I’ll tell you what I think we should do to pre-empt war. I think we should spend the money, and the time, and the talk, and the training that we’re spending now in Iraq, and use it to send people and food and medicine into the Sudan, and into Nicaragua, and into Afghanistan, and into the Gaza Strip, and into Haiti. I think we shouldn’t just focus on countries or regions that have something—be it oil or ports or diamonds or technology—that we want; but instead we should focus on countries or regions where we have something to give.
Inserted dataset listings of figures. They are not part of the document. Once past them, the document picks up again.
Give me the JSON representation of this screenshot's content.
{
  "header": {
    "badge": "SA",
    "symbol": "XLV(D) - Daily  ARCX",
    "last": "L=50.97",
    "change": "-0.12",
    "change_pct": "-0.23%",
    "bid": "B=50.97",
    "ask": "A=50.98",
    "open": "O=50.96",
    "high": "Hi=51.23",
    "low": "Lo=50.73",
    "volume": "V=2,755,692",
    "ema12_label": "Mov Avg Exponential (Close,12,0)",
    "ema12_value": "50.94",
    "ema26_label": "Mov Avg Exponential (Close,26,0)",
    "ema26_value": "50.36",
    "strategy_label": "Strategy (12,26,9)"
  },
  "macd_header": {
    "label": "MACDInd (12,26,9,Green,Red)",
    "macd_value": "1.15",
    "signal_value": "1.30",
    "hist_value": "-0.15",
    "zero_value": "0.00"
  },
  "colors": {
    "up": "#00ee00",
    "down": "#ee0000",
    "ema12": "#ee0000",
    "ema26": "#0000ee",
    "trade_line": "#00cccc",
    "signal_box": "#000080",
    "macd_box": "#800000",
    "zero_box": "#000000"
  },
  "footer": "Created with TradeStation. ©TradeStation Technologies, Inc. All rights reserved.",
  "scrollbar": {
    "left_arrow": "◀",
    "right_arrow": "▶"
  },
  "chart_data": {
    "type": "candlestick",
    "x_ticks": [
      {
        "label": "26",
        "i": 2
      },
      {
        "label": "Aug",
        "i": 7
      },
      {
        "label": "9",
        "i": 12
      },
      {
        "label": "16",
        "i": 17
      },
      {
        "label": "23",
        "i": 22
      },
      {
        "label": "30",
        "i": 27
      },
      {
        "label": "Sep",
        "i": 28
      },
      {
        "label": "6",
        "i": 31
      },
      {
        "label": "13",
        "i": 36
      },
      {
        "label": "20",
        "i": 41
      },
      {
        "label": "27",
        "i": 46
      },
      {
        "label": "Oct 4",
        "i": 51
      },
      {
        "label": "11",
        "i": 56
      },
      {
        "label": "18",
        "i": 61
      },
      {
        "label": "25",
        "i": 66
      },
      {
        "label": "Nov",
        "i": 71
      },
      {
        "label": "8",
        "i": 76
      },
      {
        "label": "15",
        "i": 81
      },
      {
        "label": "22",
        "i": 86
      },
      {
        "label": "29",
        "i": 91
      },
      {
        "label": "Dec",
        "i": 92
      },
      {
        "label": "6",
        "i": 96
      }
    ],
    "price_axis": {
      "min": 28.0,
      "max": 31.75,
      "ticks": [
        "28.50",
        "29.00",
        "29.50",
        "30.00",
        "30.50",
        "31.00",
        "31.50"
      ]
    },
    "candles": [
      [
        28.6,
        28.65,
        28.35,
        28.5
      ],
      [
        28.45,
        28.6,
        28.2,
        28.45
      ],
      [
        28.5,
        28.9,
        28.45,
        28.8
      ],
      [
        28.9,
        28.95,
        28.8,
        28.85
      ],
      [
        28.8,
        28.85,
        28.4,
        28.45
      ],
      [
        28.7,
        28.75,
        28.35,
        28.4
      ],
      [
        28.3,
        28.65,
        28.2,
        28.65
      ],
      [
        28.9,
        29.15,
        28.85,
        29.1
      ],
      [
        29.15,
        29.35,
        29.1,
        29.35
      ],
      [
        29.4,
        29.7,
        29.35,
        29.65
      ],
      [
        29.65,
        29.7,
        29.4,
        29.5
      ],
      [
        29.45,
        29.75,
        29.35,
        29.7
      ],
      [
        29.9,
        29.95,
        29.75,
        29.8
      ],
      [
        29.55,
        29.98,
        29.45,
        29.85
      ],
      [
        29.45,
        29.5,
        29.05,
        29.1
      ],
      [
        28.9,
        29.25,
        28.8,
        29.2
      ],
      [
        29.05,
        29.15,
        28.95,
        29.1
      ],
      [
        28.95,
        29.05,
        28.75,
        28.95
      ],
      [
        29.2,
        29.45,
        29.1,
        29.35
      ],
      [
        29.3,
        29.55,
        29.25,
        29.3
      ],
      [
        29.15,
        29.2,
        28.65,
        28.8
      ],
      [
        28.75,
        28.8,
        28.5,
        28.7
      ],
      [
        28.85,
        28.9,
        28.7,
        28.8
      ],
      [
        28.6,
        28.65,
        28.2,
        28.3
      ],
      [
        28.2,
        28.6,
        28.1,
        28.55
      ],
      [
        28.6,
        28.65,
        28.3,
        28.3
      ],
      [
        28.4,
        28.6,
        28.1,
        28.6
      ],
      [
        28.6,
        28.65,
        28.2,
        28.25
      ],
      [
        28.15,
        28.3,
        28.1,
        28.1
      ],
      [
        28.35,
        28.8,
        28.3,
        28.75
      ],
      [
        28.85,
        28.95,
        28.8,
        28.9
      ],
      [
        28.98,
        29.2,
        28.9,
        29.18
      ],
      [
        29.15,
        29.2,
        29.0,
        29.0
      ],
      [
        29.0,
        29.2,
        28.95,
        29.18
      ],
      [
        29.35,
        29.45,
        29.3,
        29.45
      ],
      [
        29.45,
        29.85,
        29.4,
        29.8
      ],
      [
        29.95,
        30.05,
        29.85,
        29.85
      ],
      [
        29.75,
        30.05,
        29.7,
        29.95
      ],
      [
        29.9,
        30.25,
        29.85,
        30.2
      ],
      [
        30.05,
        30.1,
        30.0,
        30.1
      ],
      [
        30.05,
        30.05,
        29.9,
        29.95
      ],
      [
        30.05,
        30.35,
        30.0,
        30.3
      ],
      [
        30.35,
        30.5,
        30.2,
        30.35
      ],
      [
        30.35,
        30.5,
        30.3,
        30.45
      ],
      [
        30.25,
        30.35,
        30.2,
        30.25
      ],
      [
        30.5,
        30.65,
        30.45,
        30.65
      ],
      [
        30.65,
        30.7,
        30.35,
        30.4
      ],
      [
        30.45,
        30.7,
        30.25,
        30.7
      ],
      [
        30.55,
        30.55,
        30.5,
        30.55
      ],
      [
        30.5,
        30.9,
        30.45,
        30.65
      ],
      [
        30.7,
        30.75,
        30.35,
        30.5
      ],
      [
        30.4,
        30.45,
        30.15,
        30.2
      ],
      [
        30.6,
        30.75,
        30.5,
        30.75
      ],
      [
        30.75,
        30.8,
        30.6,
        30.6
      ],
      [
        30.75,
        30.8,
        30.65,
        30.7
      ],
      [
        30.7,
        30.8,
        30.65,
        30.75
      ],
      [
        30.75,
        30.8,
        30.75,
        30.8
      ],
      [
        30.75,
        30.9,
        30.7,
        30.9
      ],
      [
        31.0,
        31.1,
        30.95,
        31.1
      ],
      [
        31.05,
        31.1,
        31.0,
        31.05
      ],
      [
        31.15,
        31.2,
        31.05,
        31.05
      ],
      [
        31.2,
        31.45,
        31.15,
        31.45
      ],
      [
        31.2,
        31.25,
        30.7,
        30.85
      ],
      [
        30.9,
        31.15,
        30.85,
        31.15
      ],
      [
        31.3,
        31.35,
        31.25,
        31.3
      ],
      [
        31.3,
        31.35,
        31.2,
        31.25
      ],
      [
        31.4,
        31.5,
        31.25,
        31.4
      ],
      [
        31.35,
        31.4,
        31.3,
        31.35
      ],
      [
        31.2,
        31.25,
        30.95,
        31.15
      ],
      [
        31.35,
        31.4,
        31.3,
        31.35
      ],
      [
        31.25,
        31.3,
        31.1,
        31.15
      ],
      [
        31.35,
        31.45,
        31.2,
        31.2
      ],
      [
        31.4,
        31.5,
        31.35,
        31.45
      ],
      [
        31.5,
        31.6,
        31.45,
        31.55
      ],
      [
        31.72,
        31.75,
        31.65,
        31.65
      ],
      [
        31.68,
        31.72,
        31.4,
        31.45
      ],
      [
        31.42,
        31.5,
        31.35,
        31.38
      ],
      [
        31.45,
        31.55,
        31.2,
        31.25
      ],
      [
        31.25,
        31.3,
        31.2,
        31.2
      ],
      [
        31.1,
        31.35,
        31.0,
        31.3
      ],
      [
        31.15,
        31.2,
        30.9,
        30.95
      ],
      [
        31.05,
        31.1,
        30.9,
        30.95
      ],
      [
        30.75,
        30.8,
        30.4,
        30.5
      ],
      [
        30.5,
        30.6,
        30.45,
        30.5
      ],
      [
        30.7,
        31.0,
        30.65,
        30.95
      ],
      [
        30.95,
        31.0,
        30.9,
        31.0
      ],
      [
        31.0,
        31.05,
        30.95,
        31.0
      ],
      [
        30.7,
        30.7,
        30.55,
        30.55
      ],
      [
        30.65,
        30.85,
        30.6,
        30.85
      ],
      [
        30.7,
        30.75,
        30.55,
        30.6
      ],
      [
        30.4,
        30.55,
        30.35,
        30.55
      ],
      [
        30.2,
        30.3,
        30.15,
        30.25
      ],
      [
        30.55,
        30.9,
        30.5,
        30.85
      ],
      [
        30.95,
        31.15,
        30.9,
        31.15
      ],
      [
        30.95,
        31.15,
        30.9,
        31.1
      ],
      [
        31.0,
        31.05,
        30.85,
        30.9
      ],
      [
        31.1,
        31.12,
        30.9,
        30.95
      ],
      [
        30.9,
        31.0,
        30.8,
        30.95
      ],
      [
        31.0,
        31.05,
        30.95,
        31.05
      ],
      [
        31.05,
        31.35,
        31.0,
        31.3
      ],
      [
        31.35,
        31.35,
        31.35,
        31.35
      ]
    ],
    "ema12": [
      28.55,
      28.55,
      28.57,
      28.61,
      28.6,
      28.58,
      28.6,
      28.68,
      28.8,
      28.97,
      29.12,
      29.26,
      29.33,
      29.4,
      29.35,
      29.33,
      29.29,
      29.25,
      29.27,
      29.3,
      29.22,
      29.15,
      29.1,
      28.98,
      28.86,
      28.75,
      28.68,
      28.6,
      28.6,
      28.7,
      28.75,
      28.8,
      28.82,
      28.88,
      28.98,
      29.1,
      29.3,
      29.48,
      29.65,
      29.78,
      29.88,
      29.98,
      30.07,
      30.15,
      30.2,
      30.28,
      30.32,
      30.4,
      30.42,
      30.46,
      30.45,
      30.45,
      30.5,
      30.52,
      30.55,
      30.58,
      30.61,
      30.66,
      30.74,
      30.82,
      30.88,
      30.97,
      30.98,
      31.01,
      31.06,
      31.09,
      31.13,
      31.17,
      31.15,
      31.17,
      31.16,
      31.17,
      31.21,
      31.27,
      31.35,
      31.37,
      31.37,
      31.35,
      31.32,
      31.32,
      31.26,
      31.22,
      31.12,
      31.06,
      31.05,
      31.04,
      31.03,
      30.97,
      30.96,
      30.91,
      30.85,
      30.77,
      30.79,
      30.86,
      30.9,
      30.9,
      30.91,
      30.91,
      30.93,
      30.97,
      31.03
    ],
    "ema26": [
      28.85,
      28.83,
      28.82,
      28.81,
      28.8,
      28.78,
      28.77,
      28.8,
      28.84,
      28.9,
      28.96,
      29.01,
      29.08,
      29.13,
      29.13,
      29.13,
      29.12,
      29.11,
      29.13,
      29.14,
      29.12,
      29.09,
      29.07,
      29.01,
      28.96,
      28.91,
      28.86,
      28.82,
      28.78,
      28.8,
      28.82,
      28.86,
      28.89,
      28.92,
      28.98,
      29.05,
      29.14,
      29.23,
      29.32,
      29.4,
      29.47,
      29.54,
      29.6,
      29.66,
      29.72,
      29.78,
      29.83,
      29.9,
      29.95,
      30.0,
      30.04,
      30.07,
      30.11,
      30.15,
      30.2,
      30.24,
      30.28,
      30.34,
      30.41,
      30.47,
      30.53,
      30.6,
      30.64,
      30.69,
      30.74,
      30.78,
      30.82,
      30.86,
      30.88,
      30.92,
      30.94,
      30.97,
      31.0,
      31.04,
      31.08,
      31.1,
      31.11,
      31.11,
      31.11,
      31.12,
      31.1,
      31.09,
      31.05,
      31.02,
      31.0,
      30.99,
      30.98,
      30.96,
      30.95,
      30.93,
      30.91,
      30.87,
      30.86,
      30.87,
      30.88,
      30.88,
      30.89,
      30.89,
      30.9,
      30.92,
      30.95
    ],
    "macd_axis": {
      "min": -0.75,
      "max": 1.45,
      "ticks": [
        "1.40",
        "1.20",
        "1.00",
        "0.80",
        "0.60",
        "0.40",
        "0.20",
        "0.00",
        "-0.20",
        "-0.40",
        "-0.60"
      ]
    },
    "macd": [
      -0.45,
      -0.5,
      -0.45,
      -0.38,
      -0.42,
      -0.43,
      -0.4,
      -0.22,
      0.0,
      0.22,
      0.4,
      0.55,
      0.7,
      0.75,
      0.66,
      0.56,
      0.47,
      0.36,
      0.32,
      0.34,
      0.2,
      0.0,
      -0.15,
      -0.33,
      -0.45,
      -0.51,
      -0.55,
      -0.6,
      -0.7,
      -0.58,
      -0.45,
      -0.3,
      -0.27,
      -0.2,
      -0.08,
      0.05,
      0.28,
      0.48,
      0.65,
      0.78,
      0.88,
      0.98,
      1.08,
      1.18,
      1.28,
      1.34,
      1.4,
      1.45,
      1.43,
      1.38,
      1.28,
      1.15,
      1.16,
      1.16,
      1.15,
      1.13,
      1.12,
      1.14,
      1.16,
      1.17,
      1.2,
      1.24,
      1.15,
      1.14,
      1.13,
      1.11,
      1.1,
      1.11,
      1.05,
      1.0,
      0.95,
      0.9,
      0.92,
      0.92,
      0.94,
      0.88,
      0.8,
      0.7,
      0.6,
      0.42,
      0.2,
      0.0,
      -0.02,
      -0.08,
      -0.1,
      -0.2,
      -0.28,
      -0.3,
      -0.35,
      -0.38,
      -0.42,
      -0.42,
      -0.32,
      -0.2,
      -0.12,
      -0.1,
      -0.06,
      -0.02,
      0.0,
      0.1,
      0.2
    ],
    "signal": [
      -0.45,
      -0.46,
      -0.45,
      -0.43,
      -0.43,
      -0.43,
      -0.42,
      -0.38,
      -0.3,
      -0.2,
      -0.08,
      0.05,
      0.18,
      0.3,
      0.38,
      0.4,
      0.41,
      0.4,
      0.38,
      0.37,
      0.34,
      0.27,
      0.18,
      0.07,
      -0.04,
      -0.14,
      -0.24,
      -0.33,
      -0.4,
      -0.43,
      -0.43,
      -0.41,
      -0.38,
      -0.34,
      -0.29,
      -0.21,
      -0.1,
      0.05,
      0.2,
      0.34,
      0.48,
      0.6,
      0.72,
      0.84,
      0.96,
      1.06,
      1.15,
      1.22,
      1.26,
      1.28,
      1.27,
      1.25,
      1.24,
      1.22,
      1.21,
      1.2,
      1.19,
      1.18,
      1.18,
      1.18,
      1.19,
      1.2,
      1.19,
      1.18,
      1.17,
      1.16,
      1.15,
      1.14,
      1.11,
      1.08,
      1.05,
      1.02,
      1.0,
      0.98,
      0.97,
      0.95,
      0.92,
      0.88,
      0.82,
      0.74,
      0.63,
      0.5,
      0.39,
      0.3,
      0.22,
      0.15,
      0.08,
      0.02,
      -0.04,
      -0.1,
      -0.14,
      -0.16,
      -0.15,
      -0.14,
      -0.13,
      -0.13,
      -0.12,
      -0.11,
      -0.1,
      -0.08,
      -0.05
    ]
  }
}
Which, being the richest nation on earth with a disproportionate percentage of the world’s wealth is just about anywhere, including right here in our own country in parts of Appalachia, in places like Mississippi and among the native populations in the west.
I don’t really want my kids marching off to war, but I’d be behind my kids volunteering two years of their lives between high school and college to work for peace. What a character-building opportunity that would be. And after the kids are grown and Earl is ready to retire, I’d be for volunteering two years of our lives to work for such a program. There are plenty of you out there who did the same thing; worked for the Peace Corps. What a wonderful, meaningful way to walk the walk instead of just talking the talk. What a patriotic thing to do. Just like the patriotic men and women who are currently risking their lives to bring peace to Iraq. How I wish we could have made their job easier by doing this rebuilding under the banner of the Peace Corps instead of the War Department. How I pray that someday soon we Americans have the wisdom and foresight to enter a war-torn country in civilian clothing and declare to its citizens, “We come in peace.”